La transazione richiede l'approvazione dei consigli di UMG e di SPARC, una maggioranza di due terzi in un'assemblea degli azionisti di UMG, e autorizzazioni normative dalla SEC, dalle autorità antitrust europee e da altri organismi rilevanti, data l'importanza di UMG nel mercato globale. La data obiettivo è il 31 dicembre 2026. È un calendario serrato per un'operazione di questa complessità.
Gli analisti di ING hanno descritto l'offerta come "non vincolante e che potrebbe benissimo fallire", anche se hanno riconosciuto che "ha il merito di porre domande valide e argomentare a favore di cambiamenti drammatici". Questa lettura è la più onesta disponibile: l'offerta di Ackman funziona anche se non si chiude, perché costringe un dibattito pubblico sulla sottovalutazione di UMG e fa pressione sul suo consiglio per giustificare perché Amsterdam rimanga la decisione giusta.
Bolloré e Vivendi — i due maggiori azionisti — hanno incentivi economici potenti per supportare qualsiasi transazione che realizzi il premio del 78%. Ma hanno anche strutture di governance proprie, interessi strategici nel gruppo mediatico più ampio e potenziali obiezioni normative da gestire. Il silenzio iniziale di UMG nei confronti dei media non è sorprendente; è il silenzio di chi calcola prima di parlare.
Ciò che Pershing Square ha a suo favore è la struttura stessa del SPARC approvato dalla SEC: un meccanismo progettato per fusioni pubbliche che evita alcune frizioni dei veicoli di acquisizione tradizionali. Se il mercato percepisce che il consiglio di UMG blocca un premio del 78% senza una giustificazione finanziaria solida, la pressione degli azionisti potrebbe diventare insostenibile.

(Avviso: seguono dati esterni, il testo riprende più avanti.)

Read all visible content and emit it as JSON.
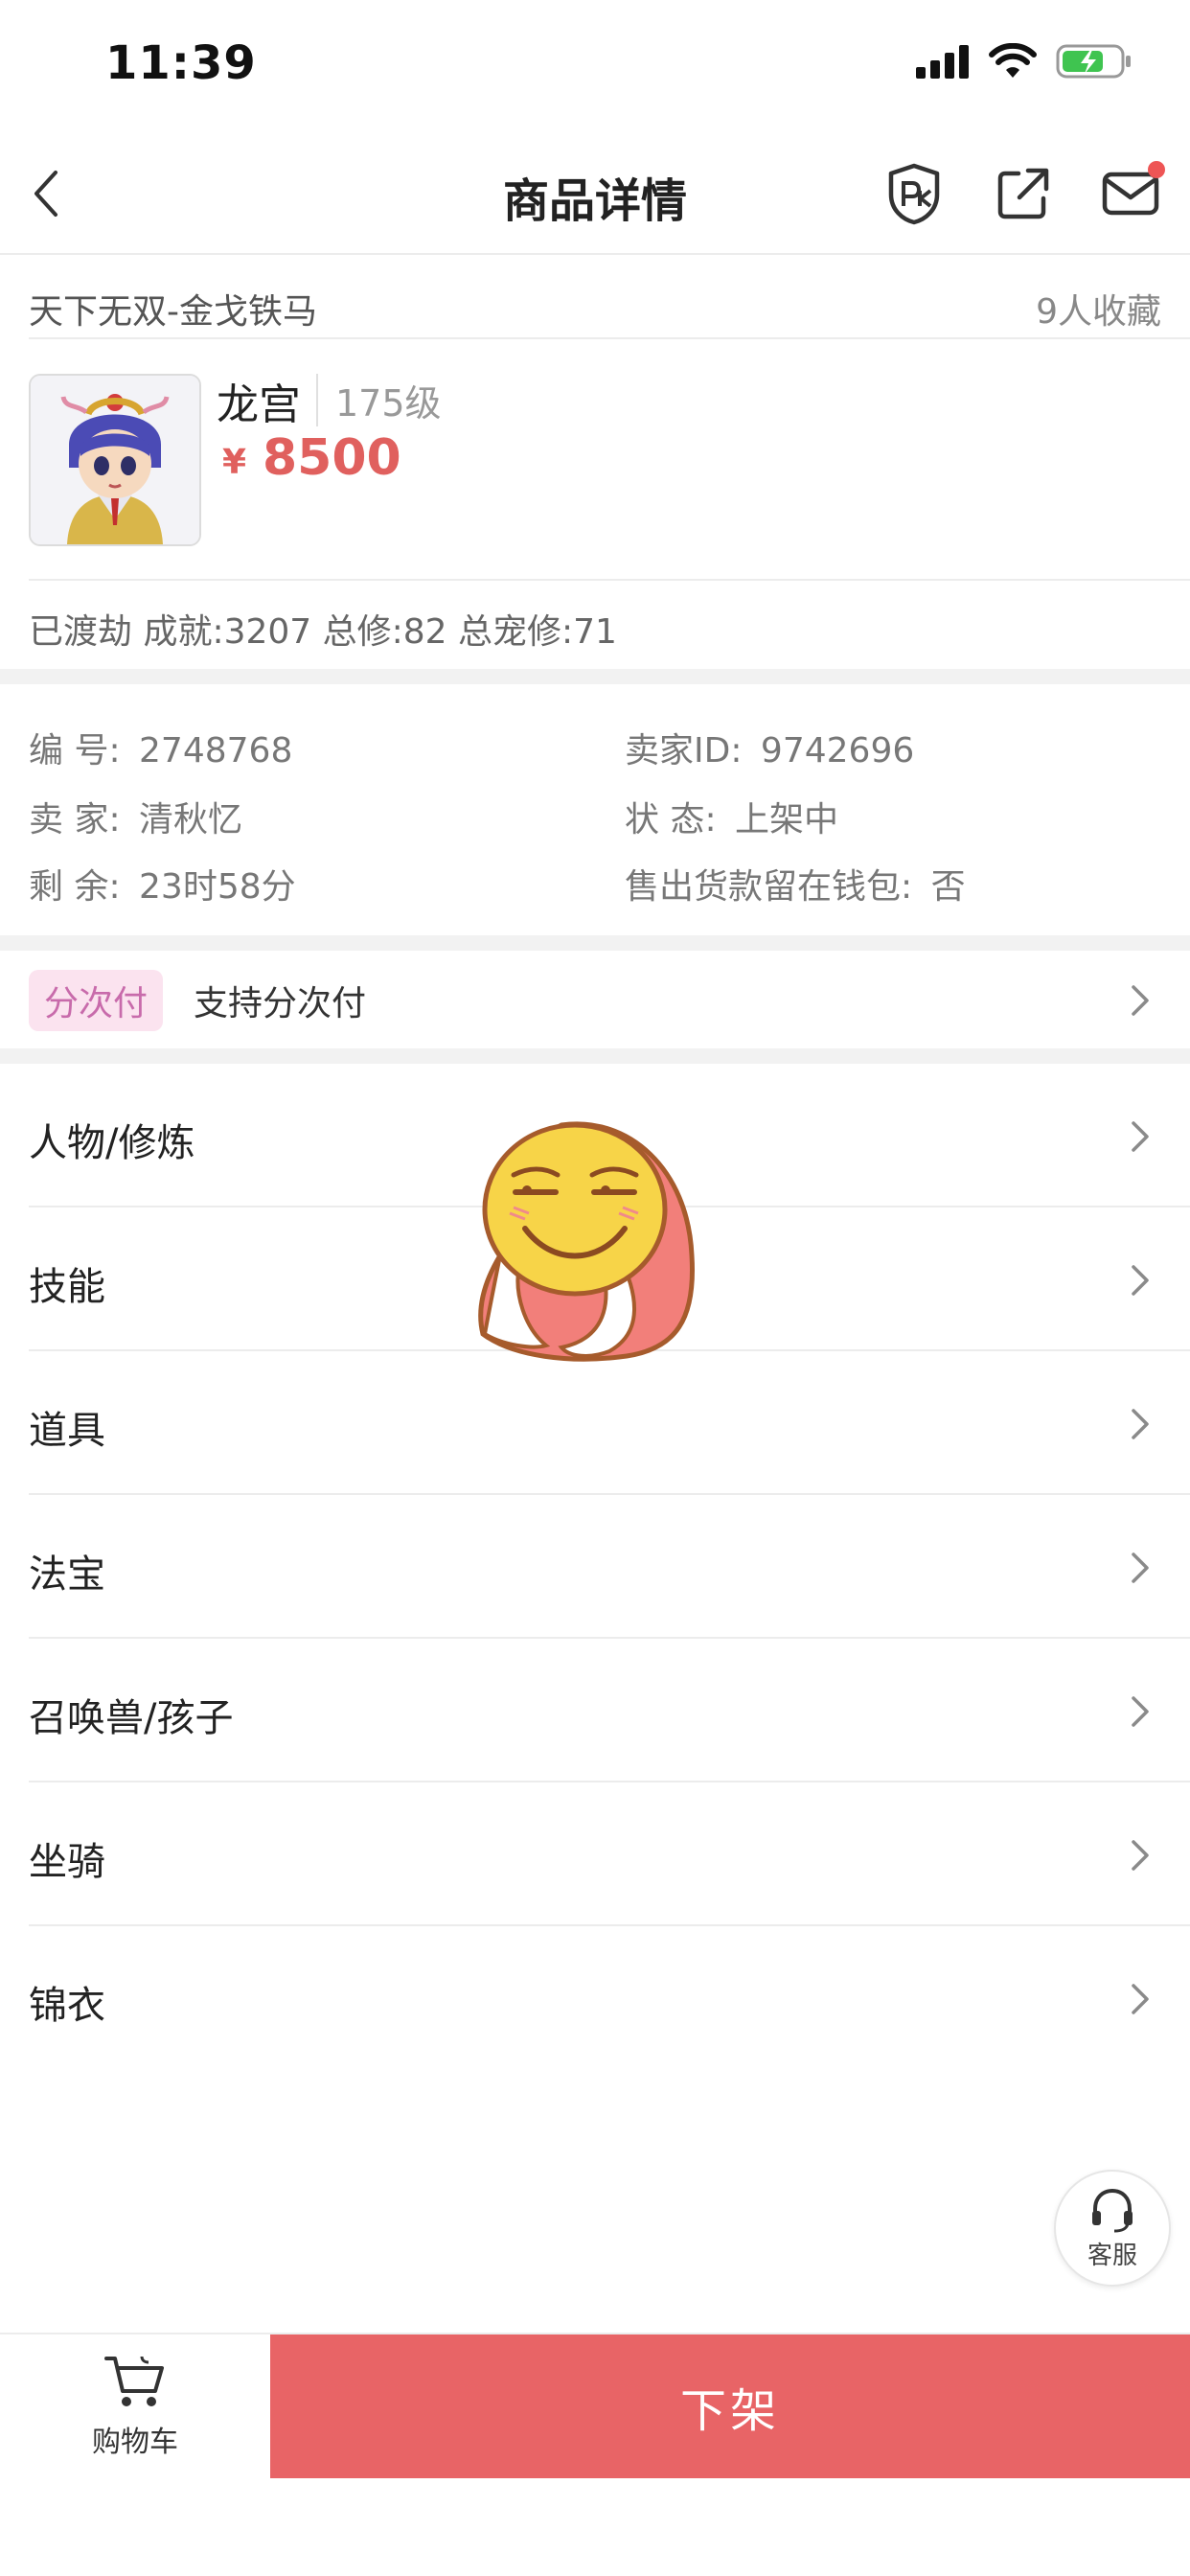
{
  "status_bar": {
    "time": "11:39"
  },
  "nav": {
    "title": "商品详情"
  },
  "listing": {
    "server": "天下无双-金戈铁马",
    "favorites": "9人收藏",
    "role_name": "龙宫",
    "level": "175级",
    "currency": "¥",
    "price": "8500",
    "stats": "已渡劫 成就:3207 总修:82 总宠修:71"
  },
  "info": {
    "serial_label": "编 号:",
    "serial": "2748768",
    "seller_id_label": "卖家ID:",
    "seller_id": "9742696",
    "seller_label": "卖 家:",
    "seller": "清秋忆",
    "status_label": "状 态:",
    "status": "上架中",
    "remaining_label": "剩 余:",
    "remaining": "23时58分",
    "wallet_label": "售出货款留在钱包:",
    "wallet": "否"
  },
  "installment": {
    "badge": "分次付",
    "text": "支持分次付"
  },
  "sections": [
    {
      "label": "人物/修炼"
    },
    {
      "label": "技能"
    },
    {
      "label": "道具"
    },
    {
      "label": "法宝"
    },
    {
      "label": "召唤兽/孩子"
    },
    {
      "label": "坐骑"
    },
    {
      "label": "锦衣"
    }
  ],
  "customer_service": {
    "label": "客服"
  },
  "bottom": {
    "cart_label": "购物车",
    "action_label": "下架"
  },
  "colors": {
    "price": "#e0605e",
    "action": "#e86466",
    "badge_bg": "#fbe3ef",
    "badge_text": "#c86bab"
  }
}
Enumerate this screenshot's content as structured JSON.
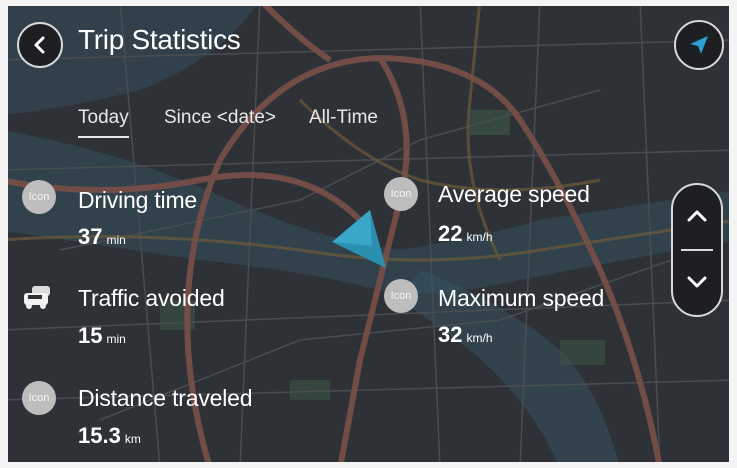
{
  "header": {
    "title": "Trip Statistics"
  },
  "tabs": [
    {
      "label": "Today",
      "active": true
    },
    {
      "label": "Since <date>",
      "active": false
    },
    {
      "label": "All-Time",
      "active": false
    }
  ],
  "stats": {
    "driving_time": {
      "icon_text": "Icon",
      "label": "Driving time",
      "value": "37",
      "unit": "min"
    },
    "traffic_avoided": {
      "icon": "car-traffic-icon",
      "label": "Traffic avoided",
      "value": "15",
      "unit": "min"
    },
    "distance_traveled": {
      "icon_text": "Icon",
      "label": "Distance traveled",
      "value": "15.3",
      "unit": "km"
    },
    "average_speed": {
      "icon_text": "Icon",
      "label": "Average speed",
      "value": "22",
      "unit": "km/h"
    },
    "maximum_speed": {
      "icon_text": "Icon",
      "label": "Maximum speed",
      "value": "32",
      "unit": "km/h"
    }
  },
  "colors": {
    "map_background": "#2e3236",
    "road": "#8a5a52",
    "water": "#3e6378",
    "accent_arrow": "#2b8fb0",
    "button_bg": "#1d1f22"
  },
  "icons": [
    "back-arrow-icon",
    "navigation-arrow-icon",
    "chevron-up-icon",
    "chevron-down-icon",
    "car-traffic-icon",
    "position-arrow-icon"
  ]
}
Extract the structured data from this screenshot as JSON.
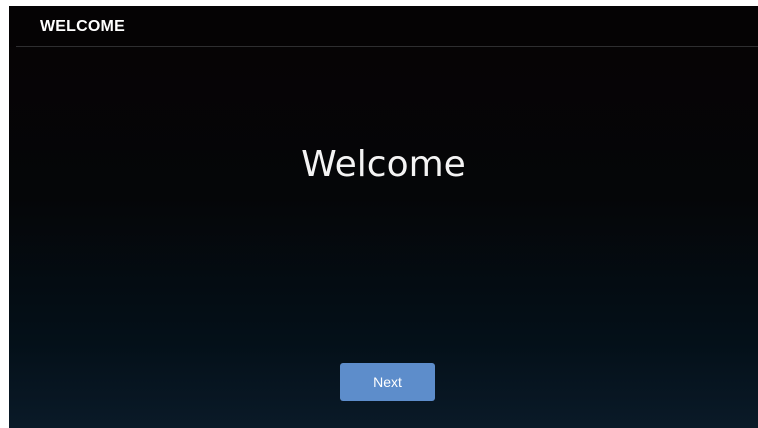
{
  "header": {
    "title": "WELCOME"
  },
  "main": {
    "welcome_text": "Welcome"
  },
  "footer": {
    "next_label": "Next"
  },
  "colors": {
    "background": "#050608",
    "header_background": "#050304",
    "button": "#5d8dcb",
    "text": "#ffffff"
  }
}
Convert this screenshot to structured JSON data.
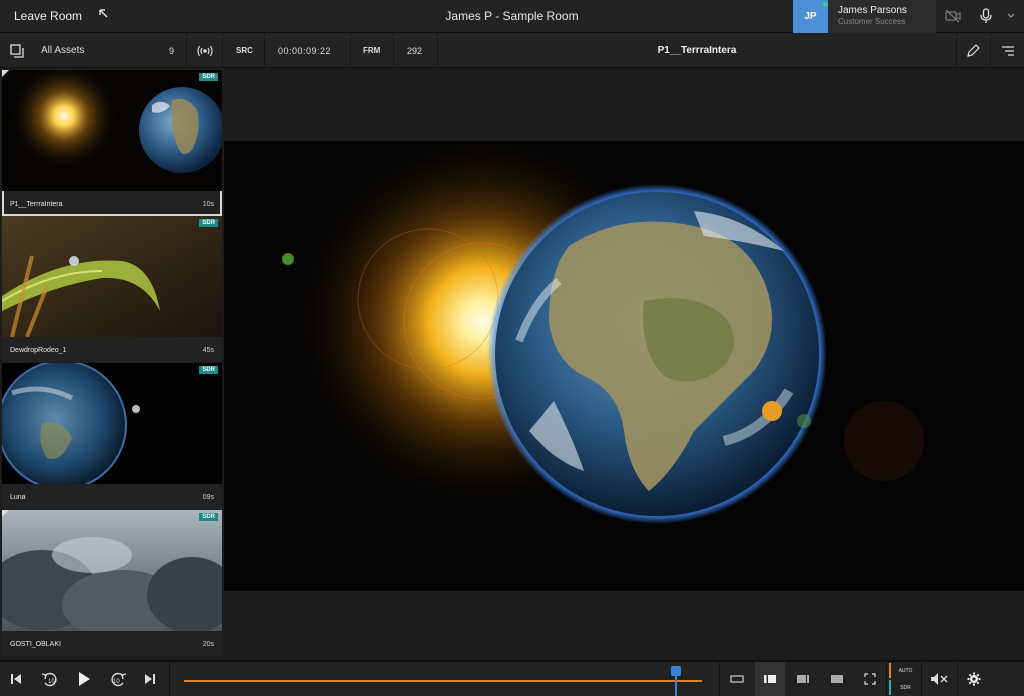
{
  "header": {
    "leave_label": "Leave Room",
    "room_title": "James P - Sample Room",
    "user_initials": "JP",
    "user_name": "James Parsons",
    "user_role": "Customer Success"
  },
  "toolbar": {
    "assets_label": "All Assets",
    "assets_count": "9",
    "src_label": "SRC",
    "timecode": "00:00:09:22",
    "frm_label": "FRM",
    "frame": "292",
    "asset_title": "P1__TerrraIntera"
  },
  "assets": [
    {
      "name": "P1__TerrraIntera",
      "duration": "10s",
      "badge": "SDR"
    },
    {
      "name": "DewdropRodeo_1",
      "duration": "45s",
      "badge": "SDR"
    },
    {
      "name": "Luna",
      "duration": "09s",
      "badge": "SDR"
    },
    {
      "name": "GOSTI_OBLAKI",
      "duration": "20s",
      "badge": "SDR"
    }
  ],
  "controls": {
    "tag_auto": "AUTO",
    "tag_sdr": "SDR",
    "playhead_fraction": 0.95
  },
  "colors": {
    "accent": "#3a83d6",
    "timeline": "#d9832a",
    "badge": "#1f8a8a"
  }
}
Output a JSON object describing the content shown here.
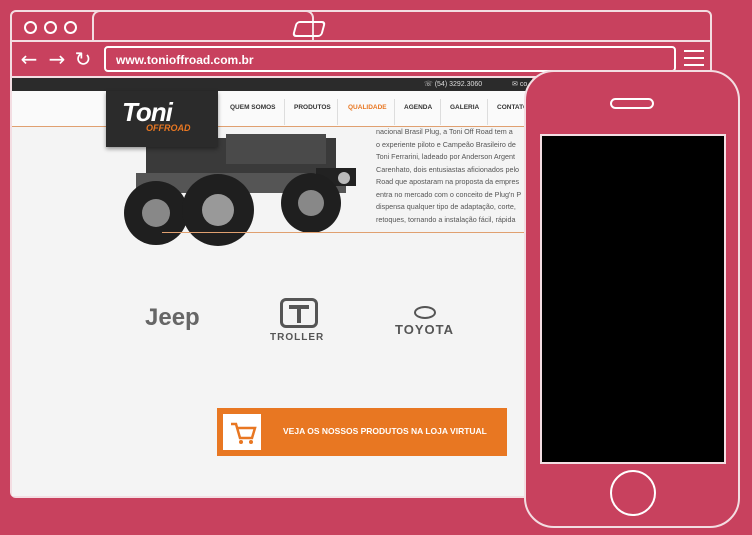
{
  "browser": {
    "url": "www.tonioffroad.com.br",
    "back_icon": "arrow-left-icon",
    "forward_icon": "arrow-right-icon",
    "reload_icon": "reload-icon",
    "menu_icon": "hamburger-menu-icon"
  },
  "site": {
    "contact": {
      "phone": "(54) 3292.3060",
      "email": "co"
    },
    "logo": {
      "line1": "Toni",
      "line2": "OFFROAD"
    },
    "nav": [
      "QUEM SOMOS",
      "PRODUTOS",
      "QUALIDADE",
      "AGENDA",
      "GALERIA",
      "CONTATO"
    ],
    "active_nav": "QUALIDADE",
    "about_lines": [
      "nacional Brasil Plug, a Toni Off Road tem a",
      "o experiente piloto e Campeão Brasileiro de",
      "Toni Ferrarini, ladeado por Anderson Argent",
      "Carenhato, dois entusiastas aficionados pelo",
      "Road que apostaram na proposta da empres",
      "entra no mercado com o conceito de Plug'n P",
      "dispensa qualquer tipo de adaptação, corte,",
      "retoques, tornando a instalação fácil, rápida"
    ],
    "brands": [
      "Jeep",
      "TROLLER",
      "TOYOTA"
    ],
    "cta_label": "VEJA OS NOSSOS PRODUTOS NA LOJA VIRTUAL",
    "accent_color": "#e87722"
  },
  "colors": {
    "background": "#c8415e",
    "frame": "#f3dde2",
    "accent": "#e87722"
  }
}
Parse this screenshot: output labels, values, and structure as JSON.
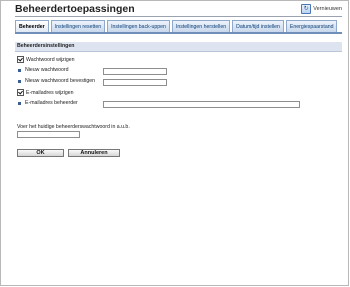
{
  "page": {
    "title": "Beheerdertoepassingen",
    "refresh_label": "Vernieuwen"
  },
  "tabs": [
    {
      "label": "Beheerder",
      "active": true
    },
    {
      "label": "Instellingen resetten",
      "active": false
    },
    {
      "label": "Instellingen back-uppen",
      "active": false
    },
    {
      "label": "Instellingen herstellen",
      "active": false
    },
    {
      "label": "Datum/tijd instellen",
      "active": false
    },
    {
      "label": "Energiespaarstand",
      "active": false
    }
  ],
  "section": {
    "title": "Beheerdersinstellingen"
  },
  "fields": {
    "change_password_label": "Wachtwoord wijzigen",
    "change_password_checked": true,
    "new_password_label": "Nieuw wachtwoord",
    "new_password_value": "",
    "confirm_password_label": "Nieuw wachtwoord bevestigen",
    "confirm_password_value": "",
    "change_email_label": "E-mailadres wijzigen",
    "change_email_checked": true,
    "admin_email_label": "E-mailadres beheerder",
    "admin_email_value": ""
  },
  "current_password": {
    "prompt": "Voer het huidige beheerderswachtwoord in a.u.b.",
    "value": ""
  },
  "buttons": {
    "ok": "OK",
    "cancel": "Annuleren"
  },
  "colors": {
    "tab_bar": "#6f8fb8",
    "section_header": "#dde4ef",
    "tab_text": "#0c3f78"
  }
}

La mappa di potere che ridisegna questa offerta
Vista da una prospettiva macroeconomica, questa operazione è sintomo di qualcosa di più ampio di una singola azienda o di un singolo investitore attivista: la competizione tra piazze finanziarie globali per ospitare aziende con maggiore capacità di generazione di valore intangibile.
La musica registrata ha generato 28,6 miliardi di dollari nel 2023, con una crescita del 10,2% annua trainata dallo streaming, che rappresenta il 67% dei ricavi del settore. UMG, con il suo 32% di quota di mercato, è l'asset più prezioso di quella catena. Il problema non era nei flussi di cassa; era in chi aveva accesso a comprare quella promessa di crescita. La quotazione ad Amsterdam limitava strutturalmente quell'accesso.
Questo non è un fenomeno esclusivo della musica. È lo stesso argomento che spinge le aziende europee e asiatiche a esplorare quotazioni negli Stati Uniti quando la loro valorizzazione domestica non riflette il loro potenziale. L'offerta di Ackman per UMG diventerà un riferimento per qualsiasi dirigente di un'azienda europea di media, intrattenimento o tecnologia che osservi come i suoi multipli siano sottovalutati rispetto ai suoi concorrenti quotati a New York.
I leader che gestiscono asset di valore intangibile — cataloghi musicali, proprietà intellettuale, piattaforme dati — devono assumere che l'architettura della loro quotazione non è una decisione amministrativa secondaria. È una variabile strategica che determina il costo del capitale, la visibilità istituzionale e, in ultima analisi, la capacità di eseguire acquisizioni, alleanze e espansioni con la velocità che il mercato attuale richiede. Chi ignora tale variabile pagherà il prezzo sotto forma di un premio che qualcun altro incasserà.